IEA prevê grande excedente de petróleo em 2027 e possível impacto no Bitcoin
Um possível excedente de petróleo em 2027 pode pressionar em baixa os preços da energia e a inflação. Isso também pode repercutir mais tarde na política de taxas de juro e na cotação do Bitcoin.

Pontos principais
- A IEA prevê, em 2027, um excedente de petróleo de cerca de 5 milhões de barris por dia devido a uma produção mais forte do que a procura.

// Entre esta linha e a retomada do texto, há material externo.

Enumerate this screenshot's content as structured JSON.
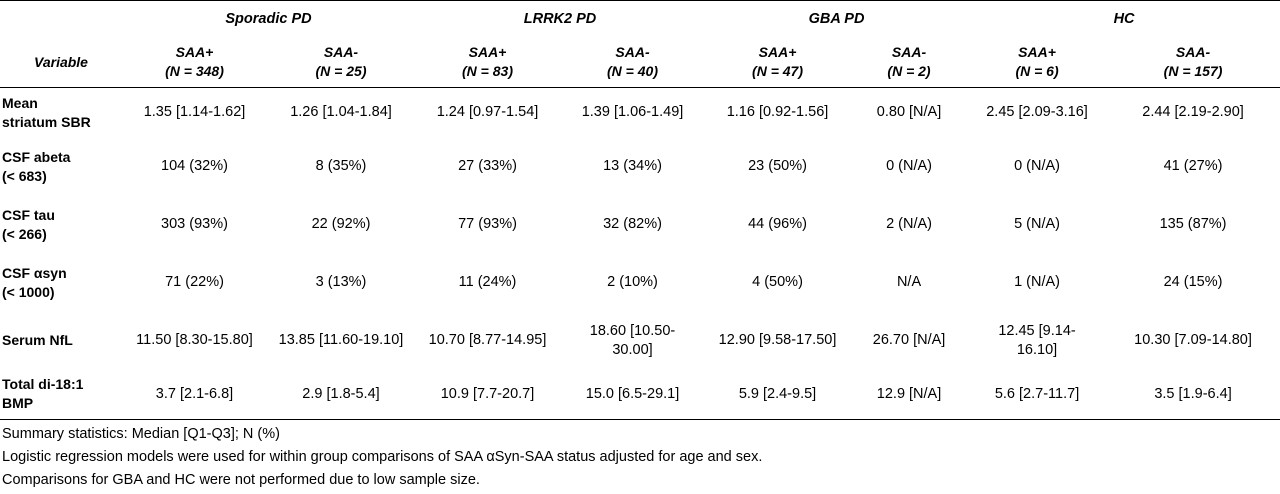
{
  "groups": [
    "Sporadic PD",
    "LRRK2 PD",
    "GBA PD",
    "HC"
  ],
  "variable_header": "Variable",
  "subheaders": [
    {
      "status": "SAA+",
      "n": "(N = 348)"
    },
    {
      "status": "SAA-",
      "n": "(N = 25)"
    },
    {
      "status": "SAA+",
      "n": "(N = 83)"
    },
    {
      "status": "SAA-",
      "n": "(N = 40)"
    },
    {
      "status": "SAA+",
      "n": "(N = 47)"
    },
    {
      "status": "SAA-",
      "n": "(N = 2)"
    },
    {
      "status": "SAA+",
      "n": "(N = 6)"
    },
    {
      "status": "SAA-",
      "n": "(N = 157)"
    }
  ],
  "rows": [
    {
      "label": [
        "Mean",
        "striatum SBR"
      ],
      "values": [
        "1.35 [1.14-1.62]",
        "1.26 [1.04-1.84]",
        "1.24 [0.97-1.54]",
        "1.39 [1.06-1.49]",
        "1.16 [0.92-1.56]",
        "0.80 [N/A]",
        "2.45 [2.09-3.16]",
        "2.44 [2.19-2.90]"
      ]
    },
    {
      "label": [
        "CSF abeta",
        "(< 683)"
      ],
      "values": [
        "104 (32%)",
        "8 (35%)",
        "27 (33%)",
        "13 (34%)",
        "23 (50%)",
        "0 (N/A)",
        "0 (N/A)",
        "41 (27%)"
      ]
    },
    {
      "label": [
        "CSF tau",
        "(< 266)"
      ],
      "values": [
        "303 (93%)",
        "22 (92%)",
        "77 (93%)",
        "32 (82%)",
        "44 (96%)",
        "2 (N/A)",
        "5 (N/A)",
        "135 (87%)"
      ]
    },
    {
      "label": [
        "CSF αsyn",
        "(< 1000)"
      ],
      "values": [
        "71 (22%)",
        "3 (13%)",
        "11 (24%)",
        "2 (10%)",
        "4 (50%)",
        "N/A",
        "1 (N/A)",
        "24 (15%)"
      ]
    },
    {
      "label": [
        "Serum NfL"
      ],
      "values": [
        "11.50 [8.30-15.80]",
        "13.85 [11.60-19.10]",
        "10.70 [8.77-14.95]",
        "18.60 [10.50-\n30.00]",
        "12.90 [9.58-17.50]",
        "26.70 [N/A]",
        "12.45 [9.14-\n16.10]",
        "10.30 [7.09-14.80]"
      ]
    },
    {
      "label": [
        "Total di-18:1",
        "BMP"
      ],
      "values": [
        "3.7 [2.1-6.8]",
        "2.9 [1.8-5.4]",
        "10.9 [7.7-20.7]",
        "15.0 [6.5-29.1]",
        "5.9 [2.4-9.5]",
        "12.9 [N/A]",
        "5.6 [2.7-11.7]",
        "3.5 [1.9-6.4]"
      ]
    }
  ],
  "notes": [
    "Summary statistics: Median [Q1-Q3]; N (%)",
    "Logistic regression models were used for within group comparisons of SAA αSyn-SAA status adjusted for age and sex.",
    "Comparisons for GBA and HC were not performed due to low sample size."
  ]
}
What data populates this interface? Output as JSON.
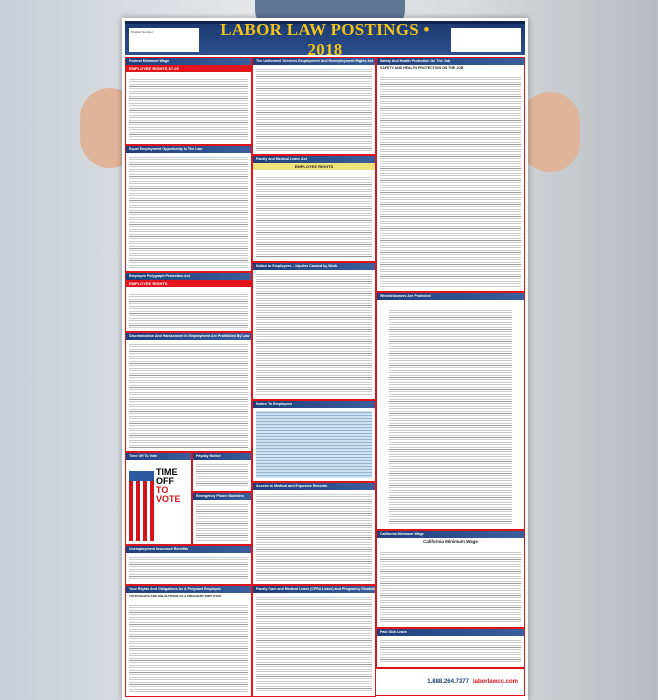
{
  "poster": {
    "title": "LABOR LAW POSTINGS • 2018",
    "header_left": "Product Number",
    "panels": [
      {
        "id": "fmw",
        "title": "Federal Minimum Wage",
        "subtitle": "EMPLOYEE RIGHTS",
        "value": "$7.25"
      },
      {
        "id": "eeo",
        "title": "Equal Employment Opportunity Is The Law"
      },
      {
        "id": "eppa",
        "title": "Employee Polygraph Protection Act",
        "subtitle": "EMPLOYEE RIGHTS"
      },
      {
        "id": "disc",
        "title": "Discrimination And Harassment In Employment Are Prohibited By Law"
      },
      {
        "id": "vote",
        "title": "Time Off To Vote",
        "subtitle_a": "TIME OFF",
        "subtitle_b": "TO VOTE"
      },
      {
        "id": "payday",
        "title": "Payday Notice"
      },
      {
        "id": "emerg",
        "title": "Emergency Phone Numbers"
      },
      {
        "id": "ui",
        "title": "Unemployment Insurance Benefits"
      },
      {
        "id": "preg",
        "title": "Your Rights And Obligations As A Pregnant Employee",
        "subtitle": "YOUR RIGHTS AND OBLIGATIONS AS A PREGNANT EMPLOYEE"
      },
      {
        "id": "userra",
        "title": "The Uniformed Services Employment And Reemployment Rights Act"
      },
      {
        "id": "fmla",
        "title": "Family and Medical Leave Act",
        "subtitle": "EMPLOYEE RIGHTS"
      },
      {
        "id": "injury",
        "title": "Notice to Employees – Injuries Caused by Work"
      },
      {
        "id": "nte",
        "title": "Notice To Employees"
      },
      {
        "id": "access",
        "title": "Access to Medical and Exposure Records"
      },
      {
        "id": "cfra",
        "title": "Family Care and Medical Leave (CFRA Leave) and Pregnancy Disability Leave"
      },
      {
        "id": "safety",
        "title": "Safety And Health Protection On The Job",
        "subtitle": "SAFETY AND HEALTH PROTECTION ON THE JOB"
      },
      {
        "id": "whistle",
        "title": "Whistleblowers Are Protected"
      },
      {
        "id": "camw",
        "title": "California Minimum Wage",
        "subtitle": "California Minimum Wage"
      },
      {
        "id": "sick",
        "title": "Paid Sick Leave"
      }
    ],
    "footer": {
      "phone": "1.888.264.7377",
      "logo": "laborlawcc.com"
    }
  }
}
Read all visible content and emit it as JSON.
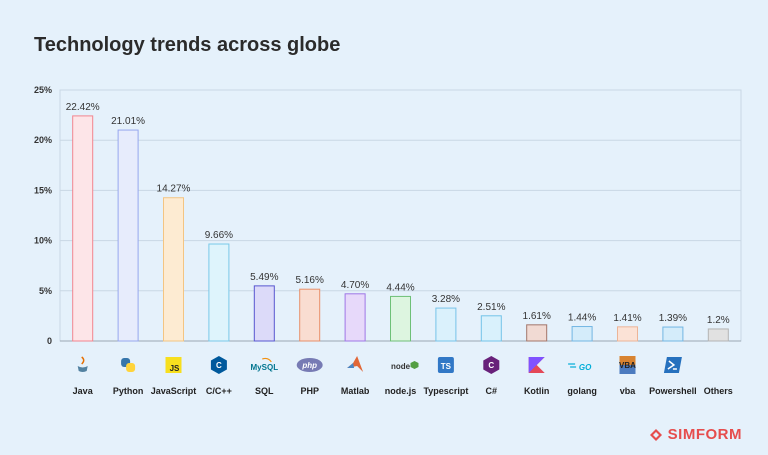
{
  "chart_data": {
    "type": "bar",
    "title": "Technology trends across globe",
    "categories": [
      "Java",
      "Python",
      "JavaScript",
      "C/C++",
      "SQL",
      "PHP",
      "Matlab",
      "node.js",
      "Typescript",
      "C#",
      "Kotlin",
      "golang",
      "vba",
      "Powershell",
      "Others"
    ],
    "values": [
      22.42,
      21.01,
      14.27,
      9.66,
      5.49,
      5.16,
      4.7,
      4.44,
      3.28,
      2.51,
      1.61,
      1.44,
      1.41,
      1.39,
      1.2
    ],
    "display_values": [
      22.42,
      21.01,
      14.27,
      9.66,
      5.49,
      5.16,
      4.7,
      4.44,
      3.28,
      2.51,
      1.61,
      1.44,
      1.41,
      1.39,
      1.2
    ],
    "data_labels": [
      "22.42%",
      "21.01%",
      "14.27%",
      "9.66%",
      "5.49%",
      "5.16%",
      "4.70%",
      "4.44%",
      "3.28%",
      "2.51%",
      "1.61%",
      "1.44%",
      "1.41%",
      "1.39%",
      "1.2%"
    ],
    "yticks": [
      0,
      5,
      10,
      15,
      20,
      25
    ],
    "ytick_labels": [
      "0",
      "5%",
      "10%",
      "15%",
      "20%",
      "25%"
    ],
    "ylim": [
      0,
      25
    ],
    "xlabel": "",
    "ylabel": "",
    "grid": true,
    "bar_fills": [
      "#fde5e8",
      "#e7ecfc",
      "#fdebd2",
      "#def4fc",
      "#dcdaf9",
      "#f9ddd1",
      "#e7d9fa",
      "#ddf5e0",
      "#daf1fc",
      "#d9f1fc",
      "#f1dad3",
      "#d4ecfa",
      "#fbe2d6",
      "#d4ecfa",
      "#e1e1e1"
    ],
    "bar_strokes": [
      "#f2848e",
      "#97a7ee",
      "#f4c582",
      "#7ac9e8",
      "#5756d0",
      "#e8906a",
      "#9f76e5",
      "#6ec077",
      "#77c3e9",
      "#73c3e8",
      "#a27569",
      "#72b6e3",
      "#ecb497",
      "#72b6e3",
      "#b4b4b4"
    ],
    "icons": [
      "java-icon",
      "python-icon",
      "javascript-icon",
      "cpp-icon",
      "mysql-icon",
      "php-icon",
      "matlab-icon",
      "nodejs-icon",
      "typescript-icon",
      "csharp-icon",
      "kotlin-icon",
      "golang-icon",
      "vba-icon",
      "powershell-icon",
      "others-icon"
    ],
    "icon_texts": [
      "",
      "",
      "JS",
      "C",
      "MySQL",
      "php",
      "",
      "node",
      "TS",
      "C",
      "",
      "GO",
      "VBA",
      "",
      ""
    ]
  },
  "brand": {
    "name": "SIMFORM",
    "color": "#e64d4d"
  }
}
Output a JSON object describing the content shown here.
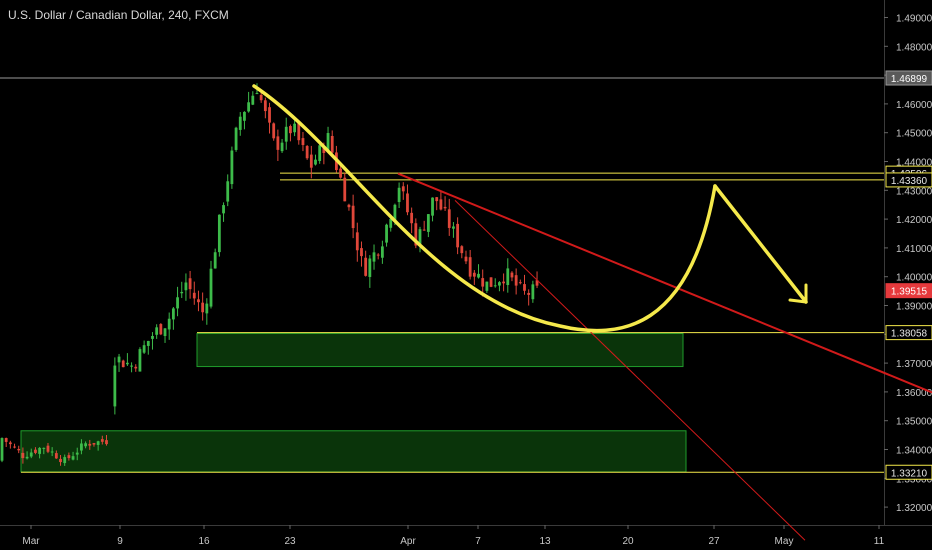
{
  "header": {
    "title": "U.S. Dollar / Canadian Dollar, 240, FXCM"
  },
  "colors": {
    "background": "#000000",
    "up": "#3dbb4a",
    "down": "#e0473a",
    "yellow": "#f5e94b",
    "red": "#d11a1a",
    "zone_fill": "#0b3a0b",
    "zone_stroke": "#1f9d2b",
    "text": "#c8c8c8",
    "price_badge": "#e5393c"
  },
  "chart_data": {
    "type": "candlestick",
    "title": "U.S. Dollar / Canadian Dollar, 240, FXCM",
    "x_ticks": [
      "Mar",
      "9",
      "16",
      "23",
      "Apr",
      "7",
      "13",
      "20",
      "27",
      "May",
      "11"
    ],
    "y_ticks": [
      "1.49000",
      "1.48000",
      "1.47000",
      "1.46000",
      "1.45000",
      "1.44000",
      "1.43000",
      "1.42000",
      "1.41000",
      "1.40000",
      "1.39000",
      "1.38000",
      "1.37000",
      "1.36000",
      "1.35000",
      "1.34000",
      "1.33000",
      "1.32000"
    ],
    "ylim": [
      1.317,
      1.497
    ],
    "price_labels": [
      {
        "value": "1.46899",
        "style": "gray"
      },
      {
        "value": "1.43596",
        "style": "yellow"
      },
      {
        "value": "1.43360",
        "style": "yellow"
      },
      {
        "value": "1.39515",
        "style": "current"
      },
      {
        "value": "1.38058",
        "style": "yellow"
      },
      {
        "value": "1.33210",
        "style": "yellow"
      }
    ],
    "horizontal_lines": [
      {
        "price": 1.46899,
        "color": "gray"
      },
      {
        "price": 1.43596,
        "color": "yellow"
      },
      {
        "price": 1.4336,
        "color": "yellow"
      },
      {
        "price": 1.38058,
        "color": "yellow"
      },
      {
        "price": 1.3321,
        "color": "yellow"
      }
    ],
    "demand_zones": [
      {
        "price_top": 1.3803,
        "price_bottom": 1.3688
      },
      {
        "price_top": 1.3465,
        "price_bottom": 1.3322
      }
    ],
    "ohlc_anchors": [
      [
        1.335,
        1.344
      ],
      [
        1.344,
        1.338
      ],
      [
        1.338,
        1.341
      ],
      [
        1.341,
        1.336
      ],
      [
        1.336,
        1.342
      ],
      [
        1.342,
        1.343
      ],
      [
        1.356,
        1.372
      ],
      [
        1.372,
        1.369
      ],
      [
        1.369,
        1.379
      ],
      [
        1.379,
        1.385
      ],
      [
        1.385,
        1.398
      ],
      [
        1.398,
        1.387
      ],
      [
        1.387,
        1.423
      ],
      [
        1.423,
        1.455
      ],
      [
        1.455,
        1.466
      ],
      [
        1.466,
        1.445
      ],
      [
        1.445,
        1.452
      ],
      [
        1.452,
        1.438
      ],
      [
        1.438,
        1.448
      ],
      [
        1.448,
        1.428
      ],
      [
        1.428,
        1.402
      ],
      [
        1.402,
        1.412
      ],
      [
        1.412,
        1.432
      ],
      [
        1.432,
        1.412
      ],
      [
        1.412,
        1.428
      ],
      [
        1.428,
        1.416
      ],
      [
        1.416,
        1.403
      ],
      [
        1.403,
        1.397
      ],
      [
        1.397,
        1.401
      ],
      [
        1.401,
        1.394
      ],
      [
        1.394,
        1.3952
      ]
    ]
  }
}
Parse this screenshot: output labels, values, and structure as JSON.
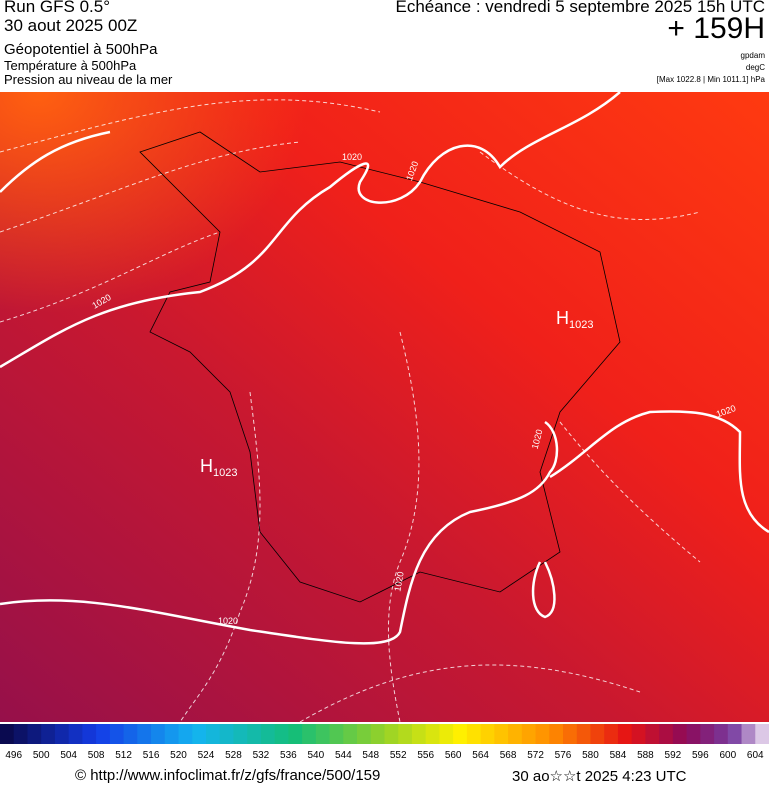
{
  "header": {
    "run": "Run GFS 0.5°",
    "date": "30 aout 2025 00Z",
    "line1": "Géopotentiel à 500hPa",
    "line2": "Température à 500hPa",
    "line3": "Pression au niveau de la mer",
    "forecast": "Echéance : vendredi 5 septembre 2025 15h UTC",
    "lead": "+ 159H",
    "units": [
      "gpdam",
      "degC",
      "[Max 1022.8 | Min 1011.1] hPa"
    ]
  },
  "map": {
    "highs": [
      {
        "letter": "H",
        "value": "1023"
      },
      {
        "letter": "H",
        "value": "1023"
      }
    ],
    "contour_labels": [
      "1020",
      "1020",
      "1020",
      "1020",
      "1020",
      "1020",
      "1020"
    ]
  },
  "colorbar": {
    "labels": [
      496,
      500,
      504,
      508,
      512,
      516,
      520,
      524,
      528,
      532,
      536,
      540,
      544,
      548,
      552,
      556,
      560,
      564,
      568,
      572,
      576,
      580,
      584,
      588,
      592,
      596,
      600,
      604
    ]
  },
  "footer": {
    "url": "© http://www.infoclimat.fr/z/gfs/france/500/159",
    "timestamp": "30 ao☆☆t 2025  4:23 UTC"
  }
}
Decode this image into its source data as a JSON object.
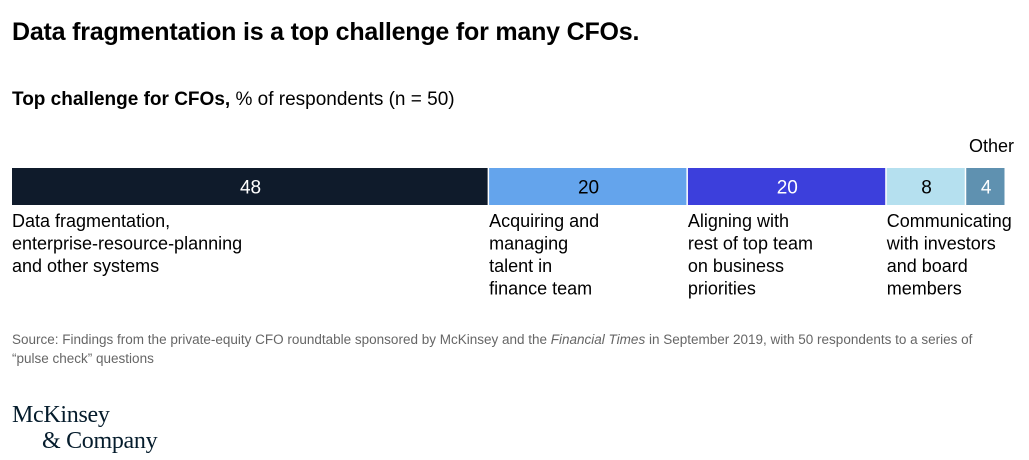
{
  "title": "Data fragmentation is a top challenge for many CFOs.",
  "subtitle": {
    "bold": "Top challenge for CFOs,",
    "rest": " % of respondents (n = 50)"
  },
  "chart_data": {
    "type": "bar",
    "orientation": "horizontal-stacked-100",
    "total": 100,
    "categories": [
      "Data fragmentation, enterprise-resource-planning and other systems",
      "Acquiring and managing talent in finance team",
      "Aligning with rest of top team on business priorities",
      "Communicating with investors and board members",
      "Other"
    ],
    "values": [
      48,
      20,
      20,
      8,
      4
    ],
    "label_lines": [
      [
        "Data fragmentation,",
        "enterprise-resource-planning",
        "and other systems"
      ],
      [
        "Acquiring and",
        "managing",
        "talent in",
        "finance team"
      ],
      [
        "Aligning with",
        "rest of top team",
        "on business",
        "priorities"
      ],
      [
        "Communicating",
        "with investors",
        "and board",
        "members"
      ],
      [
        "Other"
      ]
    ],
    "colors": [
      "#0f1b2b",
      "#64a4ec",
      "#3c3fdc",
      "#b5e0ef",
      "#5f91b0"
    ],
    "value_label_colors": [
      "#ffffff",
      "#000000",
      "#ffffff",
      "#000000",
      "#ffffff"
    ],
    "title": "Top challenge for CFOs, % of respondents (n = 50)",
    "legend": "none",
    "grid": false
  },
  "source": {
    "prefix": "Source: Findings from the private-equity CFO roundtable sponsored by McKinsey and the ",
    "italic": "Financial Times",
    "suffix": " in September 2019, with 50 respondents to a series of “pulse check” questions"
  },
  "logo": {
    "line1": "McKinsey",
    "line2": "& Company"
  }
}
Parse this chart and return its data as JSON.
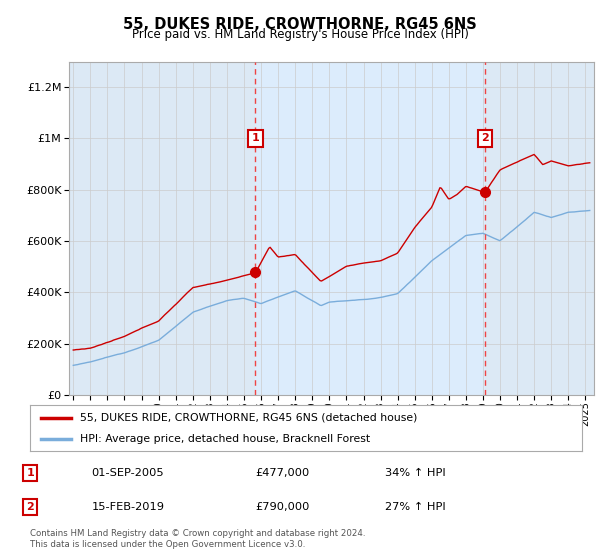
{
  "title": "55, DUKES RIDE, CROWTHORNE, RG45 6NS",
  "subtitle": "Price paid vs. HM Land Registry's House Price Index (HPI)",
  "legend_line1": "55, DUKES RIDE, CROWTHORNE, RG45 6NS (detached house)",
  "legend_line2": "HPI: Average price, detached house, Bracknell Forest",
  "footnote": "Contains HM Land Registry data © Crown copyright and database right 2024.\nThis data is licensed under the Open Government Licence v3.0.",
  "sale1_label": "1",
  "sale1_date": "01-SEP-2005",
  "sale1_price": 477000,
  "sale1_pct": "34% ↑ HPI",
  "sale2_label": "2",
  "sale2_date": "15-FEB-2019",
  "sale2_price": 790000,
  "sale2_pct": "27% ↑ HPI",
  "sale1_year": 2005.67,
  "sale2_year": 2019.12,
  "ylim_max": 1300000,
  "xlim_start": 1994.75,
  "xlim_end": 2025.5,
  "bg_color": "#dce9f5",
  "plot_bg": "#ffffff",
  "red_line_color": "#cc0000",
  "blue_line_color": "#7aaddb",
  "marker_box_color": "#cc0000",
  "vline_color": "#ee4444",
  "grid_color": "#cccccc",
  "shade_color": "#ddeeff"
}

- Para 2026, a IEA antecipa uma queda da procura mundial de petróleo de 1,1 milhão de barris por dia e uma redução da produção para 102,4 milhões de barris por dia.
- Preços do petróleo mais baixos podem reduzir a inflação e as taxas de juro, o que historicamente é favorável ao Bitcoin, apesar da atual pressão sobre a cotação.
A International Energy Agency (IEA) prevê, em 2027, um excedente significativo de petróleo no mercado mundial. A produção mundial de petróleo poderá aumentar cerca de 8 milhões de barris por dia, enquanto a procura sobe apenas 2 milhões de barris por dia. Esta diferença pode resultar num excedente de cerca de 5 milhões de barris por dia, o que pode pressionar os preços da energia.
Produção e procura de petróleo em movimento
Esta previsão segue-se a uma forte queda da produção de petróleo em 2026, causada pelo conflito entre os Estados Unidos e o Irão. A IEA indica que um acordo duradouro entre os EUA e o Irão pode levar a uma recuperação gradual da produção e das exportações de petróleo na região do Golfo. Assim, as exportações de petróleo iranianas já aumentaram de forma acentuada após o levantamento de bloqueios, em parte graças ao transbordo através de navios no Golfo de Omã.
Para 2026, a IEA prevê uma contração da procura mundial de petróleo de 1,1 milhão de barris por dia, uma revisão em baixa face às estimativas anteriores. Isto deve-se a custos de combustível mais elevados e a perturbações no abastecimento. Ao mesmo tempo, a produção deverá cair 3,9 milhões de barris por dia, para 102,4 milhões de barris por dia.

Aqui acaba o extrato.